Brazil-USA Black Lives Matter Installation Opens at Penn Pavilion (Duke West Campus) on Graduation Weekend
Black people in Brazil and the United States are dying and suffocating because of police violence and societal negligence in the fight against the dual pandemics of racism and COVID-19. A new student installation outside Penn Pavilion focuses on the global fight to protect Black lives and create a politics that guarantees a good life for all. Growing out of a spring 2020 Duke course, the Black Lives Matter: Brazil-USA installation, along with a public-facing website by the same name, focuses on state-sanctioned police killings and the disparate impacts of COVID-19 on communities of color in both countries while also highlighting the rich history of Black-led multifaceted action seeking liberation for all.
Put on display for this weekend’s graduation, the installation encourages Duke’s graduates to deepen their antiracist commitments and carry them forward into their lives beyond Duke. At a launch event for the website attended by Duke’s President Vincent Price, Provost Sally Kornbluth, and Arts and Sciences Dean Valerie Ashby, Rahel Petros (T ‘23) explained that “We owe it to ourselves and the broader community to not only live these four years in the Duke bubble, but to go beyond the comforts of the classroom and campus life and even our country to make real change in the communities and spaces we occupy.”
Students, guests, staff, faculty and local residents can view the installation from graduation weekend into the summer.

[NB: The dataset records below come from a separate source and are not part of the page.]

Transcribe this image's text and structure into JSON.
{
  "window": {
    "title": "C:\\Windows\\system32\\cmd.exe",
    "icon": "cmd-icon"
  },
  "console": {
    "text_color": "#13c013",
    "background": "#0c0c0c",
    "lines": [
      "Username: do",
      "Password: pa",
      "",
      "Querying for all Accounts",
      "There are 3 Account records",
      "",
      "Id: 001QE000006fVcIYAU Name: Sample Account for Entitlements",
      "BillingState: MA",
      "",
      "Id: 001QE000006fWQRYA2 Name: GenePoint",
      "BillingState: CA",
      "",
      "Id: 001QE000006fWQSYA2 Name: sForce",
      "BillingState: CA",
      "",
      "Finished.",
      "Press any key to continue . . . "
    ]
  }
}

The team pushes its peers to think about the global nature of structural racism and white supremacy, while emphasizing the urgency of taking action. “Each of us must think more deeply, protest more loudly, and above all not lose the momentum towards change that has been building,” said graduate co-coordinator Courtney Crumpler (MFA ‘21). This project is co-sponsored by the Duke Department of History, Duke Brazil Initiative, Office of Global Affairs, the Office of the Dean of Trinity College of Arts and Sciences, the Office of the Dean of Social Sciences, and the Center for Latin American and Caribbean Studies.

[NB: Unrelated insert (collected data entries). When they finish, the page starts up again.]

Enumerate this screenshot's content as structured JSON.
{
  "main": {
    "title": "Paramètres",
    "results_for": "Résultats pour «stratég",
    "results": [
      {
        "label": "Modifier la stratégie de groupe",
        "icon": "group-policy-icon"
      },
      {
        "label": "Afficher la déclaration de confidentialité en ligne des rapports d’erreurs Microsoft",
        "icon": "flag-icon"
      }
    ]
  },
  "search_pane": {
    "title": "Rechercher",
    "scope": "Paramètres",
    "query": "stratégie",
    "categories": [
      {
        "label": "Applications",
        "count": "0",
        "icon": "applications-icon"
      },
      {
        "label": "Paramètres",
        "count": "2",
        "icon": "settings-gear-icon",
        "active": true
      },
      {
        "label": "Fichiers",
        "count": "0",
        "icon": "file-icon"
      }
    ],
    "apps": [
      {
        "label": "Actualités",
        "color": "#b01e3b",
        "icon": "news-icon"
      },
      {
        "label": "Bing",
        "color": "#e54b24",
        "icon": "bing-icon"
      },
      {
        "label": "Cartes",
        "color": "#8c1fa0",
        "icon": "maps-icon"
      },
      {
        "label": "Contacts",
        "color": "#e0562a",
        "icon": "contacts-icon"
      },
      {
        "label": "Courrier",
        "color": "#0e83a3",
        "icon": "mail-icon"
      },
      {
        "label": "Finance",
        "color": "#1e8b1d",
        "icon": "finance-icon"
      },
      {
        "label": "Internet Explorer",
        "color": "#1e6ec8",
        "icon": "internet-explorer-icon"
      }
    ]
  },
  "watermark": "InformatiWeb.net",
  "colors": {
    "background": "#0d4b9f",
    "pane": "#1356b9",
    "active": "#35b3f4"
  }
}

The installation is a provocation for reflection and action that accentuates the international dimension of Black people’s struggles for rights and recognition by brokering a dialogue between two of the world’s largest democracies. “This is not just a display, a website, or an exhibit,” says Brazilian co-coordinator Marcelo Ramos, a doctoral candidate at the Universidade Federal Fluminense. “We are at a moment that demands international antiracist solidarity.” With an ebbing of the pandemic and Derick Chauvin’s conviction for George Floyd’s murder, the installation is a call for us to deepen our attention to the catastrophic crises in Brazil where over 25,000 people were murdered by the police since 2015 and the COVID-19 death toll reached a staggering 400,000 this week.